Question

A cube of volume 5.50×10−3m3 and density 7.50×103kg/m3 hangs from a cable. When the cube has the lower half of its volume submerged in an unknown liquid, the tension in the cable is 375 N. What is the density of the liquid? (Ignore the small buoyant force exerted by the air on the upper half of the cube.)

Answer 1

To solve this problem it is necessary to apply the concepts related to the balance of Forces, as well as Newton's second Law and the relationship between density, volume and mass.

Newton's second law indicates that

$F = ma \rightarrow m=mass, a = acceleration$

At the same time we have that the density is equal to

\rho = \frac{m}{V} \rightarrow m = mass, V=Volume

In other words, Newton's second law could also be expressed as

$F = m \rho V$

For this problem we will have the forces expressed with two types of densities. The force caused by the weight will have the density of the respective material while the support force will allow us to know the density of the liquid.

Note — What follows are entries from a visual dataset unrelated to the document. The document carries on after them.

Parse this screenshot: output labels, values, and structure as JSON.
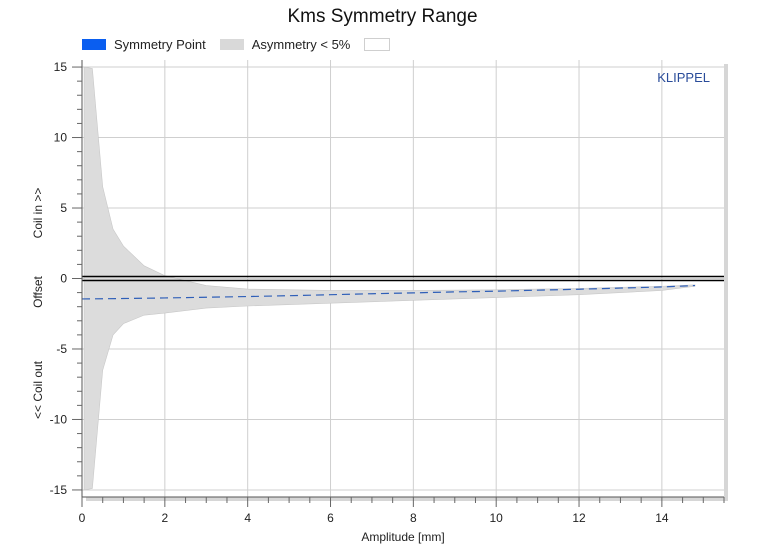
{
  "chart_data": {
    "type": "area",
    "title": "Kms Symmetry Range",
    "xlabel": "Amplitude [mm]",
    "ylabel_parts": [
      "<< Coil out",
      "Offset",
      "Coil in >>"
    ],
    "xlim": [
      0,
      15.5
    ],
    "ylim": [
      -15.5,
      15.5
    ],
    "x_ticks": [
      0,
      2,
      4,
      6,
      8,
      10,
      12,
      14
    ],
    "y_ticks": [
      15,
      10,
      5,
      0,
      -5,
      -10,
      -15
    ],
    "grid": true,
    "legend_position": "top",
    "watermark": "KLIPPEL",
    "series": [
      {
        "name": "Symmetry Point",
        "style": "dashed",
        "color": "#2f5fb8",
        "x": [
          0,
          1,
          2,
          3,
          4,
          5,
          6,
          7,
          8,
          9,
          10,
          11,
          12,
          13,
          14,
          14.8
        ],
        "y": [
          -1.45,
          -1.42,
          -1.38,
          -1.33,
          -1.28,
          -1.22,
          -1.15,
          -1.08,
          -1.02,
          -0.95,
          -0.9,
          -0.83,
          -0.76,
          -0.68,
          -0.6,
          -0.5
        ]
      },
      {
        "name": "Asymmetry < 5%",
        "style": "band",
        "color": "#dcdcdc",
        "x": [
          0.05,
          0.25,
          0.5,
          0.75,
          1,
          1.5,
          2,
          3,
          4,
          6,
          8,
          10,
          12,
          14,
          14.8
        ],
        "upper": [
          15.0,
          14.9,
          6.5,
          3.5,
          2.3,
          0.9,
          0.2,
          -0.5,
          -0.75,
          -0.85,
          -0.85,
          -0.8,
          -0.7,
          -0.55,
          -0.45
        ],
        "lower": [
          -15.0,
          -14.9,
          -6.5,
          -4.0,
          -3.2,
          -2.6,
          -2.45,
          -2.1,
          -1.95,
          -1.75,
          -1.55,
          -1.35,
          -1.15,
          -0.85,
          -0.55
        ]
      },
      {
        "name": "",
        "style": "horizontal",
        "color": "#000000",
        "x": [
          0,
          15.5
        ],
        "y": [
          0,
          0
        ]
      }
    ]
  },
  "legend": [
    {
      "label": "Symmetry Point",
      "color": "#0a5ef0"
    },
    {
      "label": "Asymmetry < 5%",
      "color": "#d9d9d9"
    },
    {
      "label": "",
      "color": "#ffffff"
    }
  ]
}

From the balance of the bodies we know that the weight of the cube is equal to the tension exerted and the bearing force, therefore,

Weight of cube = Tension + Buoyant force

$F_w = F_l+T$

$\rho_1 V g = \rho (\frac{V}{2})g + T$

Replacing

$(7.5 *10^3)(5.5 *10^{-3})(9.8) = \rho(\frac{5.5 *10^{-3}}{2})(9.8) + 375$

$\rho = 1085 Kg/m^3$

Therefore the density of the liquid is $1085 Kg/m^3$